Part of 2. Questions to the Cabinet Secretary for Health and Social Services – in the Senedd at 3:04 pm on 25 April 2018.
Last month, I called for a Welsh Government statement on multiparametric—or mp—MRI scans for NHS patients for suspected prostate cancer. Subsequently, you wrote to a patient to say that Betsi Cadwaladr university health board does provide mpMRI scans in line with the current NICE guidelines for prostate cancer.
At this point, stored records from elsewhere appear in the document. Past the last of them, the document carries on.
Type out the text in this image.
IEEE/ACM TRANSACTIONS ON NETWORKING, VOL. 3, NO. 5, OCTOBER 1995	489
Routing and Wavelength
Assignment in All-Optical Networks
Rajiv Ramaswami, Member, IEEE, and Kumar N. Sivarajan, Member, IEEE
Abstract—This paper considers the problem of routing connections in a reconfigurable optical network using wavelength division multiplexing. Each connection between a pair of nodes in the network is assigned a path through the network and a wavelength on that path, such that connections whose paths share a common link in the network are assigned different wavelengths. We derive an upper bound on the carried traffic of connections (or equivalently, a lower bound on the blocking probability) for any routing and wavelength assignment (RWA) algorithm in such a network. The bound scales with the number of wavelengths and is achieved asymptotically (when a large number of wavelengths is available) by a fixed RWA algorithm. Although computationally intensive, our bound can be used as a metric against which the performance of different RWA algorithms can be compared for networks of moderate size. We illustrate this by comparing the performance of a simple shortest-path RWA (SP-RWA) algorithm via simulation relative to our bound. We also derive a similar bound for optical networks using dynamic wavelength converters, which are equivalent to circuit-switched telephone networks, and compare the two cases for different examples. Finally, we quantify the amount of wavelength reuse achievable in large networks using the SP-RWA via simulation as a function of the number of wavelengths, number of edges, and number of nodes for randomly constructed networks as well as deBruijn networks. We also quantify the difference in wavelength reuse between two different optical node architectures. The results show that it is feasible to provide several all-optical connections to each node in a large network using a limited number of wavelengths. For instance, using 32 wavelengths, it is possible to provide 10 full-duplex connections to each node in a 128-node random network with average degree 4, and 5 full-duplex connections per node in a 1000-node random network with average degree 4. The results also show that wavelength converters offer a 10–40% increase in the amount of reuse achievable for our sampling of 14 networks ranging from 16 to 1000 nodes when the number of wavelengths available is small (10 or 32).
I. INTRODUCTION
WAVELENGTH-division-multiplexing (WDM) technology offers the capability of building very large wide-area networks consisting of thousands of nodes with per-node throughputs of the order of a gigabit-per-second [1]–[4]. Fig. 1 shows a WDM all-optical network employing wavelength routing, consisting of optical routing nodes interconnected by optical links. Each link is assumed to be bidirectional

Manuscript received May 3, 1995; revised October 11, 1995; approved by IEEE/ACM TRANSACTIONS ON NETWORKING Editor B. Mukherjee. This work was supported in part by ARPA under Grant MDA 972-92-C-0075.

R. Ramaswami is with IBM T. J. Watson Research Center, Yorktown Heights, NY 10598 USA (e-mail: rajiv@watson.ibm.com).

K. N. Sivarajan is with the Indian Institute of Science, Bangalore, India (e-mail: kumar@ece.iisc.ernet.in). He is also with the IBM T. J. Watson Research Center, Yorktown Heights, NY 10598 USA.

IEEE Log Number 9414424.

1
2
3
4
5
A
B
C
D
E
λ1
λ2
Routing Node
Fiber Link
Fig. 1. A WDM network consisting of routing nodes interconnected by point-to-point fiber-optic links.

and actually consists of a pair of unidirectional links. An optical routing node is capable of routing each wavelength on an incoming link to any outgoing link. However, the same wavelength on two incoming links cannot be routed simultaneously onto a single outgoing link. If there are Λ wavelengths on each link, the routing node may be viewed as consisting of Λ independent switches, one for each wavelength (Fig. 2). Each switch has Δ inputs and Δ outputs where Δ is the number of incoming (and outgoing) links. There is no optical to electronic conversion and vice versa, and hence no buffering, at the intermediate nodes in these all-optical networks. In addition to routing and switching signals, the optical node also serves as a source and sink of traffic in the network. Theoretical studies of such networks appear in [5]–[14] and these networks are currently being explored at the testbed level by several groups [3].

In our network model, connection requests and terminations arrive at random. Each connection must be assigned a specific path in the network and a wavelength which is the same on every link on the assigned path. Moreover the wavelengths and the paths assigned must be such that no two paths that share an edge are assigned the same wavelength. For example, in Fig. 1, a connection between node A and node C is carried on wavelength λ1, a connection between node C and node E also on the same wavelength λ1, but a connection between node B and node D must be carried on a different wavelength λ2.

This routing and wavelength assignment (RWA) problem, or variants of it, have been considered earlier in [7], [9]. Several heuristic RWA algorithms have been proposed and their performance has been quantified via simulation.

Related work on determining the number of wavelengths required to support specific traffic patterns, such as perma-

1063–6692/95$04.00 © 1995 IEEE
The guidelines state that multiparametric MRI should be considered
'for men with a negative transrectal ultrasound 10–12 core biopsy to determine whether another biopsy is needed.'
One of those men you were writing to was one of many men who have contacted me in north Wales who were not offered an mpMRI scan following a negative biopsy, unless they paid around £1,000 to have it carried out at a private hospital. Given that Wrexham Maelor is the only centre in Wales that participated in the England and Wales PROMIS—prostate MRI imaging study—which found that whereas the painful transrectal ultrasound-guided biopsy offered by Betsi Cadwaladr is only 47 per cent accurate, the mpMRI scan is over 90 per cent accurate, how are you ensuring that men in Wales participate in or take advantage of the £75 million research project launched by the UK Prime Minister, which will recruit 40,000 men into trials for better diagnosis and treatments for the disease using mpMRI scans?